Back to the Time Machine
You Call That Progress?
In 1895, H.G. Wells wrote the classic science fiction tale The Time Machine, with its ingenious concept of being able to travel through time and to see a future that has been destined by the actions of the present.
America at the turn of the 20th century was in a state of political flux and tumult. Industry was rapidly developing an ever more enormous presence, not only in our economy but also in terms of the influence it could wield on its own behalf. The gap between the “haves” and the “have nots” was growing, with workers forced into low-paying, long-hour jobs while industry leaders reaped record profits with no intention of rewarding their workforce accordingly.
And with “the fabric of society” being threatened by anarchists (including the assassination of President William McKinley in 1901) civil liberties were taking a back seat, especially when it came to union protests for better wages, shorter work hours per day, and safe working conditions. Capitalism, unfettered, was proving to be a “winner take all” economy that served the few and left the many in a post-industrial revolution serfdom.
The protagonist In Wells’s book, an English scientist, would travel past 800,000 A.D. to land in a time almost unrecognizable from his own. But if we (with apologizes to Mr. Wells) changed his time traveler to an American who only went to the year 2011, would he find this country quite different or all too familiar?
Would he feel we had made progress, or would he see a nation that more than 100 years later struggles to bring the fruits of progress to a majority of its citizens and not just the privileged few?
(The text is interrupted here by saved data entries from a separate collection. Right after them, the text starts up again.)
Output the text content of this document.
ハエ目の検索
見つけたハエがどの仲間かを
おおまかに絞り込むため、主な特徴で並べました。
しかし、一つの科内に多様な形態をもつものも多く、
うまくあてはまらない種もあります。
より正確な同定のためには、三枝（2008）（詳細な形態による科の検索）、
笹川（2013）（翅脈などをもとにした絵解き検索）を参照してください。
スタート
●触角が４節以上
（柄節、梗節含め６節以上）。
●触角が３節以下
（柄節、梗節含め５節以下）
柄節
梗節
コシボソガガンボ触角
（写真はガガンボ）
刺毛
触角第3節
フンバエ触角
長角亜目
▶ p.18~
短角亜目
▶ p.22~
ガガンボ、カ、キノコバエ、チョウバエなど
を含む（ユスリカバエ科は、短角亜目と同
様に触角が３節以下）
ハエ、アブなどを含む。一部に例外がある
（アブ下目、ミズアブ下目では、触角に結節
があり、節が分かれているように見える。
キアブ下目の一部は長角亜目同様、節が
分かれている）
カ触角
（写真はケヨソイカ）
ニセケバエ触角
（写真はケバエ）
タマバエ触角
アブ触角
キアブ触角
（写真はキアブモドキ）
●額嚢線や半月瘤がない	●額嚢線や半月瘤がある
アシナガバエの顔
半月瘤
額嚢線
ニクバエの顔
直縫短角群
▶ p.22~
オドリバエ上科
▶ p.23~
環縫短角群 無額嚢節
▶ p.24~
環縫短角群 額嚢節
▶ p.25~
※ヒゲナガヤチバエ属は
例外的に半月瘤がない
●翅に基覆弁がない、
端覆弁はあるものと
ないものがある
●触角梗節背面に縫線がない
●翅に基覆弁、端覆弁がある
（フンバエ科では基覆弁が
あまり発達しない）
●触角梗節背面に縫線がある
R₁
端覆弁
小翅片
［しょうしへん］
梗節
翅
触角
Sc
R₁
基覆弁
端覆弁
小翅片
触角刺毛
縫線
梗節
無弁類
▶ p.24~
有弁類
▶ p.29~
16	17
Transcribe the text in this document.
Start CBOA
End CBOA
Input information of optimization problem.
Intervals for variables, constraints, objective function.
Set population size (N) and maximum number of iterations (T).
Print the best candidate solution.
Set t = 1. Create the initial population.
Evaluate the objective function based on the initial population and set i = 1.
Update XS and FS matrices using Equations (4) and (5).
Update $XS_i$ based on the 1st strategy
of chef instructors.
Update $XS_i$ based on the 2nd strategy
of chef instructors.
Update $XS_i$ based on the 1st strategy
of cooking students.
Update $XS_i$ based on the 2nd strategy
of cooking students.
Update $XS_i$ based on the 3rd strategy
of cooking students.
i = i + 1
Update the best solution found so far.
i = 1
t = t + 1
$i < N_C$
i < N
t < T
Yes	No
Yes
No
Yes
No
Would compassion, and the once-conservative idea that “a rising tide lifts all boats,” be in fashion, or would these be looked upon as elements of a socialist conspiracy to rob the wealthy?
Our time traveler could have saved himself the trouble, because the political landscape of today mirrors in many ways the time he would have left behind. The middle classes, boosted, as economist Robert Reich often states, by the greatest economic recovery between 1945 to 1970, now have seen their salaries flat-line, their investments falter because of reckless traders who are severely under-regulated, and their medical costs skyrocket. While most modern countries around the globe provide quality, affordable health care to all their citizens as a basic right, the very idea of providing health insurance in a “Medicare for all” approach is framed here as a villainous conspiracy to rob the well-off who by the way provide jobs for the rest.
So our 19th Century time traveler will have come a long way for nothing. Just as in his time, he will find an America where industry continues to create a wide schism between owner and worker; where one political party uses its power for deregulation, while the other is ineffective in its attempts to balance the scales. Moreover he will confront the harsh reality that greed goes unchecked for the most part and is even glorified as American exceptionalism.